Oder gar ein Größeren Monitor (25" oder so) Aber dann 90° Gedreht? 
Hab mich schon oft in Geizhals umgesehen, und denke das etwas um 21" hoffentlich noch passen sollte, aber man fühlt sich halt sicherer, wenn andere auch nochmal ideen und oder einwende einbringen 

Bedanke mich für jede Hilfe, idee oder einwand 

Mit freundlichen Gruß 
Frontline25


----------



## Mitchpuken (7. Oktober 2017)

Das liest sich als wäre für dich ein Monitor hochkant aufgestellt perfekt! Du erwähnst es selber, also bist du wohl nicht abgeneigt. Eine andere Möglichkeit wäre noch, den zweiten Bildschirm über dem ersten zu platzieren.


----------



## Frontline25 (7. Oktober 2017)

Mitchpuken schrieb:


> Das liest sich als wäre für dich ein Monitor hochkant aufgestellt perfekt! Du erwähnst es selber, also bist du wohl nicht abgeneigt. Eine andere Möglichkeit wäre noch, den zweiten Bildschirm über dem ersten zu platzieren.



Das ist einer der vielen fragen ja  Aber lohnt es sich überhaupt es größer zu haben? 

Hier mal Fotos um zu verdeutlichen was mein Problem ist 




			Dieser Inhalt steht nur eingeloggten Mitgliedern zur Verfügung.
        



Platztechnisch sind nur 1366x768 schon lange zu wenig , es wird einfach immer mehr überlappt... Wenn man noch nebenbei Firefox mit mehreren Tabs offen haben will kann man das meiste schon wieder vergessen.

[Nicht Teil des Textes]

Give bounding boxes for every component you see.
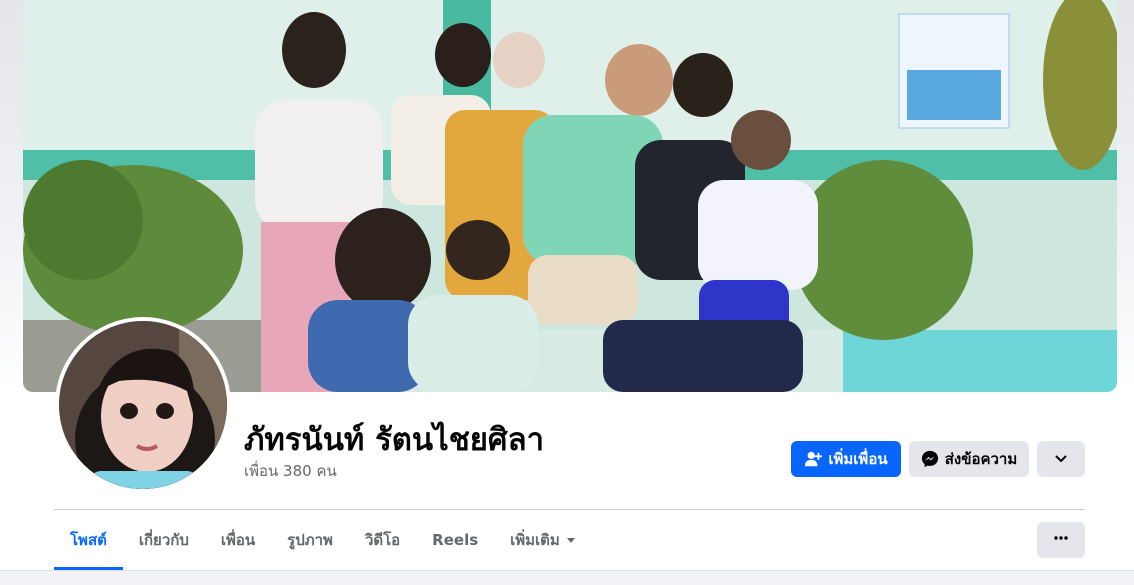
tab-more[interactable]: เพิ่มเติม xyxy=(494,512,592,570)
add-friend-button[interactable]: เพิ่มเพื่อน xyxy=(791,441,901,477)
chevron-down-icon xyxy=(1054,452,1068,466)
tab-reels[interactable]: Reels xyxy=(416,512,494,570)
add-friend-label: เพิ่มเพื่อน xyxy=(828,450,888,468)
message-button[interactable]: ส่งข้อความ xyxy=(909,441,1029,477)
message-label: ส่งข้อความ xyxy=(944,450,1018,468)
profile-picture[interactable] xyxy=(55,317,231,493)
profile-tabs: โพสต์ เกี่ยวกับ เพื่อน รูปภาพ วิดีโอ Ree… xyxy=(54,512,592,570)
ellipsis-icon xyxy=(1053,530,1069,550)
tab-label: รูปภาพ xyxy=(287,530,333,549)
caret-down-icon xyxy=(566,531,576,549)
profile-more-button[interactable] xyxy=(1037,441,1085,477)
profile-photo-graphic xyxy=(59,321,227,489)
tab-label: วิดีโอ xyxy=(364,530,401,549)
tab-friends[interactable]: เพื่อน xyxy=(205,512,271,570)
tab-about[interactable]: เกี่ยวกับ xyxy=(123,512,205,570)
profile-picture-image xyxy=(59,321,227,489)
tab-photos[interactable]: รูปภาพ xyxy=(271,512,349,570)
tab-label: Reels xyxy=(432,530,479,549)
messenger-icon xyxy=(921,450,939,468)
tab-label: เพิ่มเติม xyxy=(510,530,560,549)
profile-name: ภัทรนันท์ รัตนไชยศิลา xyxy=(244,422,544,458)
tabs-options-button[interactable] xyxy=(1037,522,1085,558)
feed-background xyxy=(0,570,1134,585)
tab-label: เพื่อน xyxy=(220,530,256,549)
friends-count[interactable]: เพื่อน 380 คน xyxy=(244,459,337,483)
tab-videos[interactable]: วิดีโอ xyxy=(349,512,416,570)
tab-label: โพสต์ xyxy=(70,530,107,549)
add-friend-icon xyxy=(804,450,823,468)
tab-posts[interactable]: โพสต์ xyxy=(54,512,123,570)
tab-label: เกี่ยวกับ xyxy=(138,530,189,549)
profile-divider xyxy=(54,509,1085,510)
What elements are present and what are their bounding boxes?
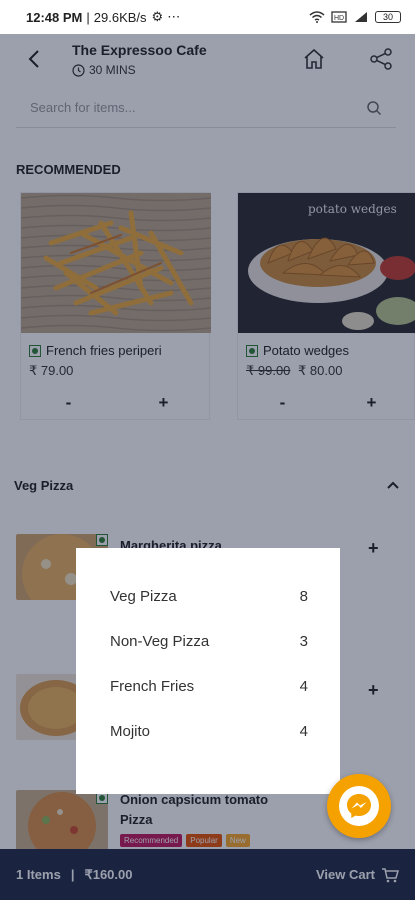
menu-item-french-fries[interactable]: French Fries 4 [76, 664, 340, 709]
menu-item-mojito[interactable]: Mojito 4 [76, 709, 340, 754]
menu-item-veg-pizza[interactable]: Veg Pizza 8 [76, 574, 340, 619]
messenger-icon-wrap [339, 786, 379, 826]
status-speed: 29.6KB/s [93, 9, 147, 25]
more-icon: ⋯ [167, 9, 181, 24]
battery-level: 30 [382, 12, 393, 22]
menu-item-label: French Fries [110, 678, 195, 695]
menu-item-label: Veg Pizza [110, 588, 177, 605]
category-menu-popup: Veg Pizza 8 Non-Veg Pizza 3 French Fries… [76, 548, 340, 794]
gear-icon: ⚙ [151, 9, 164, 24]
signal-icon [355, 12, 367, 22]
menu-item-count: 3 [299, 633, 308, 650]
status-time: 12:48 PM [26, 9, 83, 25]
status-bar: 12:48 PM | 29.6KB/s ⚙ ⋯ HD 30 [0, 0, 415, 34]
volte-icon: HD [331, 11, 347, 23]
menu-item-label: Mojito [110, 723, 151, 740]
status-separator: | [86, 9, 90, 25]
wifi-icon [309, 11, 325, 23]
messenger-icon [347, 794, 371, 818]
menu-item-count: 4 [299, 723, 308, 740]
menu-item-label: Non-Veg Pizza [110, 633, 210, 650]
svg-text:HD: HD [334, 15, 344, 22]
messenger-chat-button[interactable] [327, 774, 391, 838]
menu-item-count: 8 [299, 588, 308, 605]
menu-item-count: 4 [299, 678, 308, 695]
menu-item-non-veg-pizza[interactable]: Non-Veg Pizza 3 [76, 619, 340, 664]
battery-icon: 30 [375, 11, 401, 23]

			Dieser Inhalt steht nur eingeloggten Mitgliedern zur Verfügung.
        



Leider auch Platztechnisch im echten Leben eine etwas schwierige angelegenheit, wo ich halt schon befürchte, dass selbst Monitorhalterungen zu groß werden 
Sie müsste wenigstens so weit Schwenkbar bleiben, dass ich die Schränke annähernd problemlos auf und zu bekomme. (Sprich, nichts komplett festes)
Wenn es Zwei bildschirme sein würden... 
(Btw. Das Budge ist pro Monitor.)

Was mir aber auch gerade einfällt... Theoretisch könnte ich doch auch den X-Star an einer Halterung klatschen, 90° Drehen und ein neuen Besseren Hauptmonitor kaufen? (Vesa halterungen scheint er zu haben) 
Doch wenn das in Frage kommt würde das Budge weiter angehoben werden und auf ca 500€ Landen, da ich beim Hauptmonitor 120hz+, WQhd oder höher und IPS im sinn hatte (Welche aber keine Schlieren bildet. Beim X-Star kann man es schon erkennen, aber er kostete damals auch nur 300€ und das sind nun schon einige Jahre her....

PS: Werde aber für den Hauptmonitor auch einige andere Threads verfolgen, falls die Idee mit X-Star 27" 90° gedreht sinnvoll ist ( Geeigneter Gaming Monitor 27" mit IPS und WQHD Als Beispiel)
Was ich dann aber bräuchte wäre ein Vernünftigen Arm der nicht überteuert ist (Die können ja schnell mal 200-300€ Kosten o.O)


----------



## Mitchpuken (7. Oktober 2017)

Die Anhänge kann man (ich) nicht öffnen, sind ungültig. Praktisch könntest du einen Monitor hochkannt stellen, wenn er in etwa die Breite des aktuellen Monitors hat. Das Lesen in Foren ist hochkant angenehmer wie ich finde. Ist wohl auch ein Teil Gewohnheits- und Geschmackssache.


----------



## Frontline25 (8. Oktober 2017)

Mitchpuken schrieb:


> Die Anhänge kann man (ich) nicht öffnen, sind ungültig.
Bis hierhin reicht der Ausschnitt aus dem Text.